On the fundamental principle – that healthy growth and fairer income distribution were necessary for each other – Kishida surrendered to criticism from the ruling Liberal Democratic Party (LDP) and financial markets who wrongly accused him of promoting socialism. In fact, fostering redistribution to reduce inequality and improve consumer demand is a long-standing ingredient of the standard macroeconomic recipe.
Some critics argue that rather than distributional measures, Kishida would achieve better wage growth through reforms that would improve labor productivity. If this is necessary, it is no longer enough to increase wages. In recent decades, wages have stopped rising in line with productivity growth in many countries. This wage gap is worse in Japan than in other rich countries.
The result is a Japanese policy document full of rhetoric about achieving a “virtuous cycle of growth and distribution” — with few substantive measures to achieve it. It is also weak on how to achieve its growth goals, such as the stated goal of a tenfold increase in start-ups.
Kishida’s surrender began right after his inauguration in October 2021. During the “Kishida shock”, stock prices fell in response to his call for higher capital gains and dividend taxes so that multi-millionaires no longer pay lower tax rates than upper-middle-class citizens.
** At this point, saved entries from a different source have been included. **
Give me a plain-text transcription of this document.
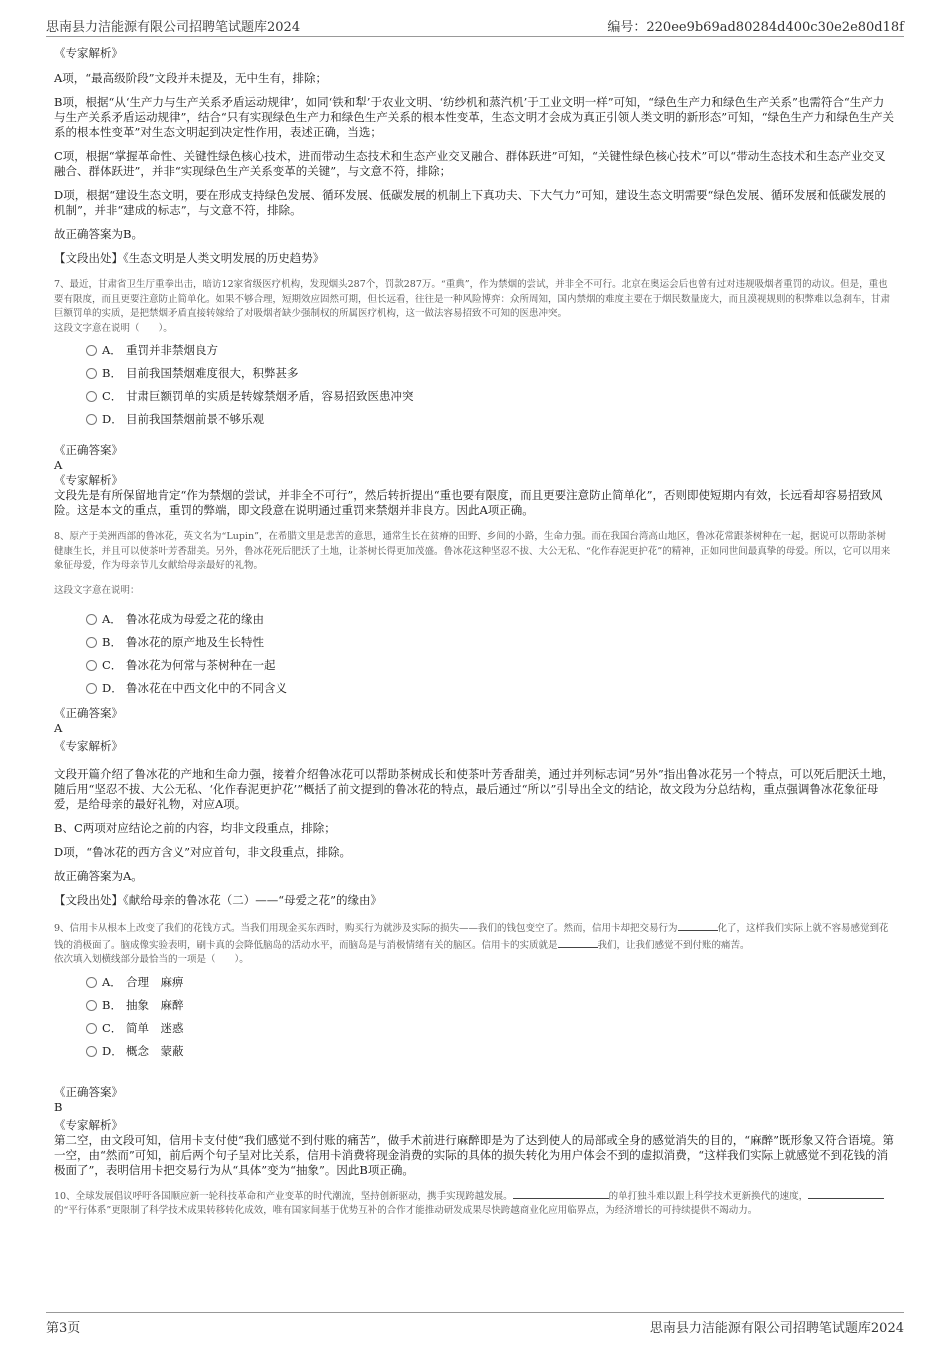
思南县力洁能源有限公司招聘笔试题库2024	编号：220ee9b69ad80284d400c30e2e80d18f

《专家解析》

A项，“最高级阶段”文段并未提及，无中生有，排除；

B项，根据“从‘生产力与生产关系矛盾运动规律’，如同‘铁和犁’于农业文明、‘纺纱机和蒸汽机’于工业文明一样”可知，“绿色生产力和绿色生产关系”也需符合“生产力与生产关系矛盾运动规律”，结合“只有实现绿色生产力和绿色生产关系的根本性变革，生态文明才会成为真正引领人类文明的新形态”可知，“绿色生产力和绿色生产关系的根本性变革”对生态文明起到决定性作用，表述正确，当选；

C项，根据“掌握革命性、关键性绿色核心技术，进而带动生态技术和生态产业交叉融合、群体跃进”可知，“关键性绿色核心技术”可以“带动生态技术和生态产业交叉融合、群体跃进”，并非“实现绿色生产关系变革的关键”，与文意不符，排除；

D项，根据“建设生态文明，要在形成支持绿色发展、循环发展、低碳发展的机制上下真功夫、下大气力”可知，建设生态文明需要“绿色发展、循环发展和低碳发展的机制”，并非“建成的标志”，与文意不符，排除。

故正确答案为B。

【文段出处】《生态文明是人类文明发展的历史趋势》

7、最近，甘肃省卫生厅重拳出击，暗访12家省级医疗机构，发现烟头287个，罚款287万。“重典”，作为禁烟的尝试，并非全不可行。北京在奥运会后也曾有过对违规吸烟者重罚的动议。但是，重也要有限度，而且更要注意防止简单化。如果不够合理，短期效应固然可期，但长远看，往往是一种风险博弈：众所周知，国内禁烟的难度主要在于烟民数量庞大，而且漠视规则的积弊难以急刹车，甘肃巨额罚单的实质，是把禁烟矛盾直接转嫁给了对吸烟者缺少强制权的所属医疗机构，这一做法容易招致不可知的医患冲突。

这段文字意在说明（　　）。

A． 重罚并非禁烟良方
B． 目前我国禁烟难度很大，积弊甚多
C． 甘肃巨额罚单的实质是转嫁禁烟矛盾，容易招致医患冲突
D． 目前我国禁烟前景不够乐观

《正确答案》

A

《专家解析》

文段先是有所保留地肯定“作为禁烟的尝试，并非全不可行”，然后转折提出“重也要有限度，而且更要注意防止简单化”，否则即使短期内有效，长远看却容易招致风险。这是本文的重点，重罚的弊端，即文段意在说明通过重罚来禁烟并非良方。因此A项正确。

8、原产于美洲西部的鲁冰花，英文名为“Lupin”，在希腊文里是悲苦的意思，通常生长在贫瘠的田野、乡间的小路，生命力强。而在我国台湾高山地区，鲁冰花常跟茶树种在一起，据说可以帮助茶树健康生长，并且可以使茶叶芳香甜美。另外，鲁冰花死后肥沃了土地，让茶树长得更加茂盛。鲁冰花这种坚忍不拔、大公无私、“化作春泥更护花”的精神，正如同世间最真挚的母爱。所以，它可以用来象征母爱，作为母亲节儿女献给母亲最好的礼物。

这段文字意在说明：

A． 鲁冰花成为母爱之花的缘由
B． 鲁冰花的原产地及生长特性
C． 鲁冰花为何常与茶树种在一起
D． 鲁冰花在中西文化中的不同含义

《正确答案》

A

《专家解析》

文段开篇介绍了鲁冰花的产地和生命力强，接着介绍鲁冰花可以帮助茶树成长和使茶叶芳香甜美，通过并列标志词“另外”指出鲁冰花另一个特点，可以死后肥沃土地，随后用“坚忍不拔、大公无私、‘化作春泥更护花’”概括了前文提到的鲁冰花的特点，最后通过“所以”引导出全文的结论，故文段为分总结构，重点强调鲁冰花象征母爱，是给母亲的最好礼物，对应A项。

B、C两项对应结论之前的内容，均非文段重点，排除；

D项，“鲁冰花的西方含义”对应首句，非文段重点，排除。

故正确答案为A。

【文段出处】《献给母亲的鲁冰花（二）——“母爱之花”的缘由》

9、信用卡从根本上改变了我们的花钱方式。当我们用现金买东西时，购买行为就涉及实际的损失——我们的钱包变空了。然而，信用卡却把交易行为	化了，这样我们实际上就不容易感觉到花钱的消极面了。脑成像实验表明，刷卡真的会降低脑岛的活动水平，而脑岛是与消极情绪有关的脑区。信用卡的实质就是	我们，让我们感觉不到付账的痛苦。

依次填入划横线部分最恰当的一项是（　　）。

A． 合理　麻痹
B． 抽象　麻醉
C． 简单　迷惑
D． 概念　蒙蔽

《正确答案》

B

《专家解析》

第二空，由文段可知，信用卡支付使“我们感觉不到付账的痛苦”，做手术前进行麻醉即是为了达到使人的局部或全身的感觉消失的目的，“麻醉”既形象又符合语境。第一空，由“然而”可知，前后两个句子呈对比关系，信用卡消费将现金消费的实际的具体的损失转化为用户体会不到的虚拟消费，“这样我们实际上就感觉不到花钱的消极面了”，表明信用卡把交易行为从“具体”变为“抽象”。因此B项正确。

10、全球发展倡议呼吁各国顺应新一轮科技革命和产业变革的时代潮流，坚持创新驱动，携手实现跨越发展。	的单打独斗难以跟上科学技术更新换代的速度，的“平行体系”更限制了科学技术成果转移转化成效，唯有国家间基于优势互补的合作才能推动研发成果尽快跨越商业化应用临界点，为经济增长的可持续提供不竭动力。

第3页	思南县力洁能源有限公司招聘笔试题库2024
Kishida quickly retreated.
The back-pedalling continued when Kishida decided he could not afford to offend Keidanren, the big business federation, on the eve of July’s upper house election. As the leader of a weak LDP faction, he also did not wish to annoy the stronger, more conservative factions led by former Prime Minister Shinzo Abe and former Finance Minister Taro Aso.
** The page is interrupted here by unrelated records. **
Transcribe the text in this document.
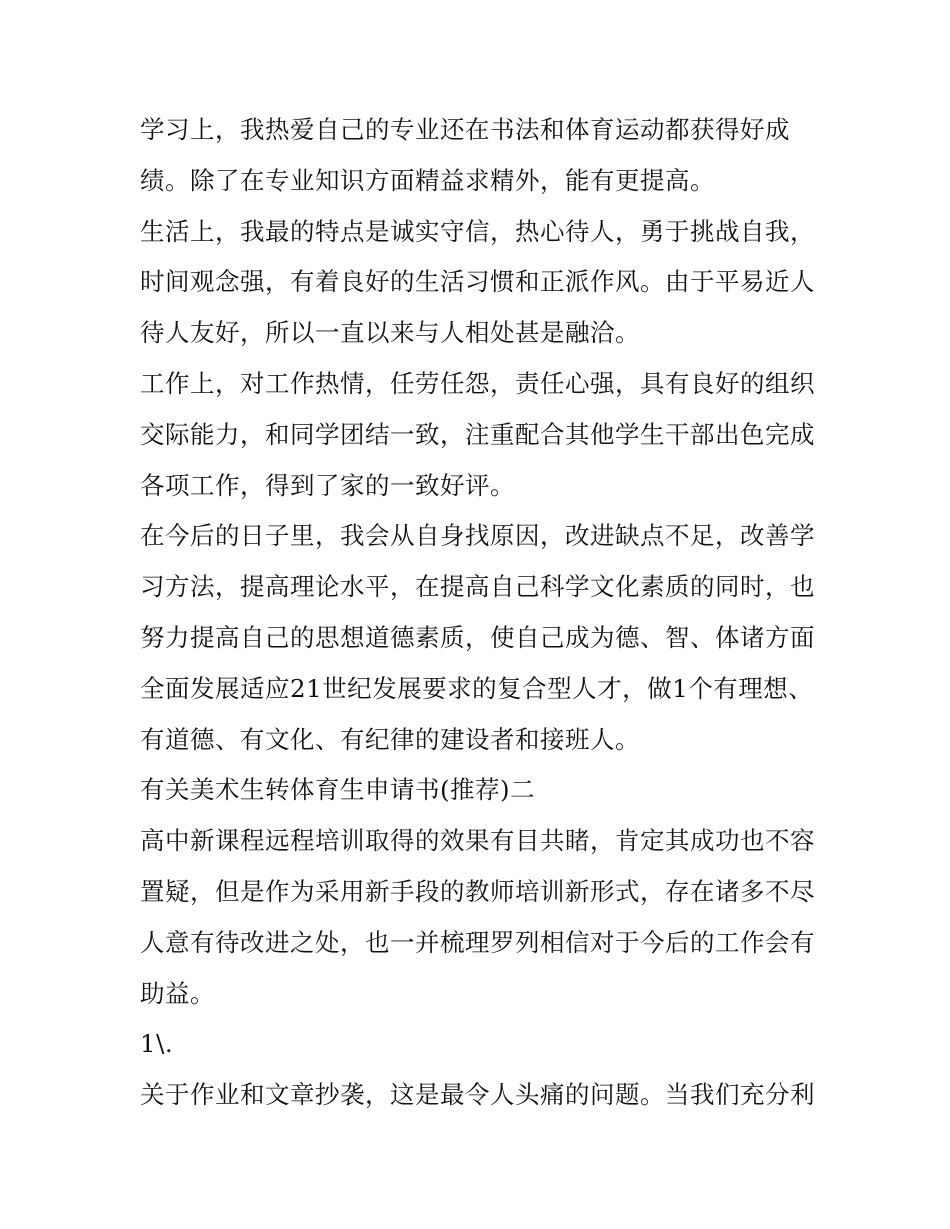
学习上，我热爱自己的专业还在书法和体育运动都获得好成绩。除了在专业知识方面精益求精外，能有更提高。

生活上，我最的特点是诚实守信，热心待人，勇于挑战自我，时间观念强，有着良好的生活习惯和正派作风。由于平易近人待人友好，所以一直以来与人相处甚是融洽。

工作上，对工作热情，任劳任怨，责任心强，具有良好的组织交际能力，和同学团结一致，注重配合其他学生干部出色完成各项工作，得到了家的一致好评。

在今后的日子里，我会从自身找原因，改进缺点不足，改善学习方法，提高理论水平，在提高自己科学文化素质的同时，也努力提高自己的思想道德素质，使自己成为德、智、体诸方面全面发展适应21世纪发展要求的复合型人才，做1个有理想、有道德、有文化、有纪律的建设者和接班人。

有关美术生转体育生申请书(推荐)二

高中新课程远程培训取得的效果有目共睹，肯定其成功也不容置疑，但是作为采用新手段的教师培训新形式，存在诸多不尽人意有待改进之处，也一并梳理罗列相信对于今后的工作会有助益。

1\.

关于作业和文章抄袭，这是最令人头痛的问题。当我们充分利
This left Kishida with nothing more than a rehash of failed measures already laid out by his predecessors. On wages, Kishida repeated Abe’s futile calls for companies to raise wages by 3% a year. He also repeated the 12-year goal of reaching a minimum wage of 1,000 yen ($7.40) per hour (at today’s exchange rate) but gave no deadline for reaching that level. (it is currently 930 yen [US$6.89]). He has proposed increasing the level of temporary tax breaks given to companies that raise wages by a certain increment, although this measure has had little impact in the past.
When some officials and outside experts involved in the deliberations protested the lack of specific solutions, they were told “to wait until after the upper house elections”. Kantei (the prime minister’s office) feared that going into detail would expose the discord between ministries and interest groups, which would harm the LDP in the elections. He promised those frustrated with the process that by the end of 2022 he would present a detailed “five-year plan”, but few have confidence in the end result.
The main driver of income distribution is the gap between businesses and households. Companies hoard “retained earnings” – profits that they don’t pump back into the economy through wage increases, investment, or taxes. Council members received documents showing that, from 2000 to 2020, retained earnings proliferated as worker compensation and investment fell.
The government has compounded the problem by repeatedly raising taxes on consumers while dramatically reducing the corporate tax rate from 52% of profits in 1998 to 30% today. This has eroded corporate tax revenue by a few percent of GDP. Canceling the corporate tax cuts and using the resulting revenue gains to reduce the consumption tax would leave total tax revenue unchanged. No one at Council meetings even mentioned this option.
Japanese law has long mandated equal pay for equal work between regular and non-regular workers and between men and women. Yet, no government agency is responsible for investigating violations and punishing offenders. Worse, the courts have effectively gutted parts of the law, taking a pro-employer view of what constitutes “reasonable” discrimination and ruling that seniority pay rules apply to non-regulars. The law must both be enforced and enforced.
Raising the minimum wage has surprisingly powerful ripple effects. It not only raises the income of those who are below the minimum, but also those who earn 15-20% above it. Given that the average salary of part-time workers is only US$8.20 and they make up almost a third of all employees, the impact on living standards and consumer demand would be dramatic.
Among 21 OECD countries, Japan ranks 18th with a 2020 minimum wage equal to just 45% of the national median wage. In a typical high-income country, it is 52%, while 50% marks the poverty line. These days, a 52% target in Japan would translate to around 1,155 yen (US$8.5).
It is not difficult to find practical solutions. The challenge is to overcome political resistance to Kishida’s plan.